Le Champenois ne s’en inquiète guère ; il trouve que ce sol si maigre fait bien pousser sa vigne et il ne tient pas à en savoir davantage. Sur son calcaire crayeux, il récolte un vin léger qui doit plus au vigneron qu’au soleil : le plus vif, le plus pétillant et, pour tout dire, le plus spirituel des vins, ou, à tout le moins, le plus salutaire et le meilleur, s’il faut s’en tenir aux termes d’une grave délibération de la Faculté de Paris. Dijon et Bordeaux prétendent bien qu’elle a été prise après boire, mais, dans l’espèce, ce ne saurait être un cas de nullité.

Les deux cantons privilégiés, pour cette culture, sont la montagne de Reims (le Sillery), à quelque distance des lieux où nous passons, et la rivière de Marne (l’Ay) dont le chemin de fer longe les coteaux. L’hectare de vigne s’y vend dans les bons endroits de vingt-cinq à trente mille francs.

Cette fortune est d’hier. On conte, il est vrai, que l’empereur Wenceslas, qu’il faut bien que j’appelle le plus grand ivrogne de l’empire, puisque ses ministres le trouvaient plus souvent sous la table que sur le trône et que ses sujets finirent par l’y laisser, usait fort des vins de Champagne. Philippe de Bourgogne, qui signait joyeusement ses ordonnances : « Philippe, duc des bons vins, » ne mettait pas, pour son dîner, le Sillery bien loin du Beaune. Mais ce ne fut, réellement, qu’au seizième siècle que leur réputation se fonda : François Ier, Henri IV, même le pape Léon X, tous amoureux des belles et bonnes choses, souvent plus que de raison, voulurent avoir des vignes à Ay. Au dix-septième, ils devinrent à la mode.

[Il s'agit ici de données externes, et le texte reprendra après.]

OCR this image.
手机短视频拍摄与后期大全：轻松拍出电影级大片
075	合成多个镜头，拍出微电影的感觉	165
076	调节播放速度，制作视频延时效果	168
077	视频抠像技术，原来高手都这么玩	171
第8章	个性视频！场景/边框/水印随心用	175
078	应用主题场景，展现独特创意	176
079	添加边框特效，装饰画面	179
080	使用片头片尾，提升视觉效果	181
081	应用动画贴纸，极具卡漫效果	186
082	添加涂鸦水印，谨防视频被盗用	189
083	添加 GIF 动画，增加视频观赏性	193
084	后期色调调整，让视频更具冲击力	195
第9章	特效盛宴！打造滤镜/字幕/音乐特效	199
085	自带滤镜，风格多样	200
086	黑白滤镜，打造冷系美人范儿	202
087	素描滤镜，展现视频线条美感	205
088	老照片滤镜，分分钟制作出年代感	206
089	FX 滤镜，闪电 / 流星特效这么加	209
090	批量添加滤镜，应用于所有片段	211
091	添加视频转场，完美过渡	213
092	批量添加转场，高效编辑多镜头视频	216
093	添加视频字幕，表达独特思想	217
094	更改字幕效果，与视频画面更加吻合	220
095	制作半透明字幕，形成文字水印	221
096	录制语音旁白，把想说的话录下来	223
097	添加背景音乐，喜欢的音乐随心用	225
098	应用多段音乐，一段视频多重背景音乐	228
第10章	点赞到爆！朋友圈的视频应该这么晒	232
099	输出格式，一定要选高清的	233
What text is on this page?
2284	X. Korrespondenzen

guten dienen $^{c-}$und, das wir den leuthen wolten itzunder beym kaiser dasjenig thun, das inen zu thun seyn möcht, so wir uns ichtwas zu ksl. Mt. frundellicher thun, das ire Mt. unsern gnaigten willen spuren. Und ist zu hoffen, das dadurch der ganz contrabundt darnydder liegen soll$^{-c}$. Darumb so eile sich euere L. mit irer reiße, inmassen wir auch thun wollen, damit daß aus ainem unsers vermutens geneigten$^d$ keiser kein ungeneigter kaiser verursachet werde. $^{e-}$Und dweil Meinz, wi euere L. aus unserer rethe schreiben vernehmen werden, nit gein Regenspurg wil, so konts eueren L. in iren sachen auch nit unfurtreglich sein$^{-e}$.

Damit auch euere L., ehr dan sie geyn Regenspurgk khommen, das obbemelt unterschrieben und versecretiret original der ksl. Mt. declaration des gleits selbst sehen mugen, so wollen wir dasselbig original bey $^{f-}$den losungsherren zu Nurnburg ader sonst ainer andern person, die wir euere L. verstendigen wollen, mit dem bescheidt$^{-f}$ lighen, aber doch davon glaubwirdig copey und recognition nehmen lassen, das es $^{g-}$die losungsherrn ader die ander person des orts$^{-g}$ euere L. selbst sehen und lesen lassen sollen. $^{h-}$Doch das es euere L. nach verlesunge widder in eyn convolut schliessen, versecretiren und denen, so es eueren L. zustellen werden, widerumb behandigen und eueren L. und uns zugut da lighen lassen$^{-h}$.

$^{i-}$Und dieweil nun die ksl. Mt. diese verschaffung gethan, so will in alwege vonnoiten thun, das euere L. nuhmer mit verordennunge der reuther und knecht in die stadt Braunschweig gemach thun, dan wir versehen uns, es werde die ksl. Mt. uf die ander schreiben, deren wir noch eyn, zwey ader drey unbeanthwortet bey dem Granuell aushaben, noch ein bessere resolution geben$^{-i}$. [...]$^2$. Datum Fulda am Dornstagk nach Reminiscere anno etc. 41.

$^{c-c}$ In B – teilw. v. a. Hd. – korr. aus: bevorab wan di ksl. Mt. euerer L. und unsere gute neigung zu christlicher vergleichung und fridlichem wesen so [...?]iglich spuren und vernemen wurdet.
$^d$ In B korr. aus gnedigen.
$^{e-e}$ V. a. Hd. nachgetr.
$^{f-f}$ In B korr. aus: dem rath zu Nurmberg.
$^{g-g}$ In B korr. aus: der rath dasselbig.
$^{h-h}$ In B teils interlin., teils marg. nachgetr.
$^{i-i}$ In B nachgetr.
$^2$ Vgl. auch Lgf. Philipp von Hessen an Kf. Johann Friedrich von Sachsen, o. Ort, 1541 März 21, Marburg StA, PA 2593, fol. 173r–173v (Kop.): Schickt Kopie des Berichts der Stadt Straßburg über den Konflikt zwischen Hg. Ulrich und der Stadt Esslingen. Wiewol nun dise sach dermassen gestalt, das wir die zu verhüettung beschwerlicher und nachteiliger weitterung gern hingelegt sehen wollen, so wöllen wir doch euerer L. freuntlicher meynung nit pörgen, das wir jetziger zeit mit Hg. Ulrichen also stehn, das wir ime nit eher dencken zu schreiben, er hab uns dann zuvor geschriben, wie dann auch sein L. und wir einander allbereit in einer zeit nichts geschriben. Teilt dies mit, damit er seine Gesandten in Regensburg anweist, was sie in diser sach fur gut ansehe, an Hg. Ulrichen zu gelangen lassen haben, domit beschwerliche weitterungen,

La noblesse et l’Église s’en mêlèrent pour leur commun plaisir et profit. Un bénédictin, dom Pérignon, vendangea si bien, non pas la vigne du Seigneur, mais celle de l’abbaye d’Hautvillers, que ce clos est resté un des meilleurs crus de la province ; et la maréchale d’Estrées fit traiter le vin, dans les caves de son château de Sillery, avec un tel soin que les gourmets de la cour n’en voulurent point d’autre. Toute la Régence s’enivra d’Ay, et les gens qui croient à l’influence du physique sur le moral ont remarqué que la société du dix-huitième siècle

  1. Un de mes amis, Champenois pur sang et excellent mathématicien, ce qui ne l’a pas empêché d’être vigneron (tous les Champenois le sont, l’ont été ou le seront), me fait observer que le château de Boursault a été bâti pour le gendre même de Mme Clicquot, le comte de Chevigné, auteur de Contes champenois très-décolletés, selon la tradition de la bonne province qui a toujours aimé à rire ; que Reims, qui était autrefois une ville uniquement manufacturière, fait aujourd’hui une rude concurrence à Épernay et à Ay et qu’il s’y est fait, dans les vins, des fortunes de vingt millions, comme celle de M. Werlé, le maire. En 1855, malgré la guerre, les Russes ont encore bu six cent soixante-cinq mille quatre cent douze bouteilles de vin de Champagne ; mais en 1857, après la paix, et sans doute pour la fêter, ils en ont demandé un million trente-deux mille cinq cent trois.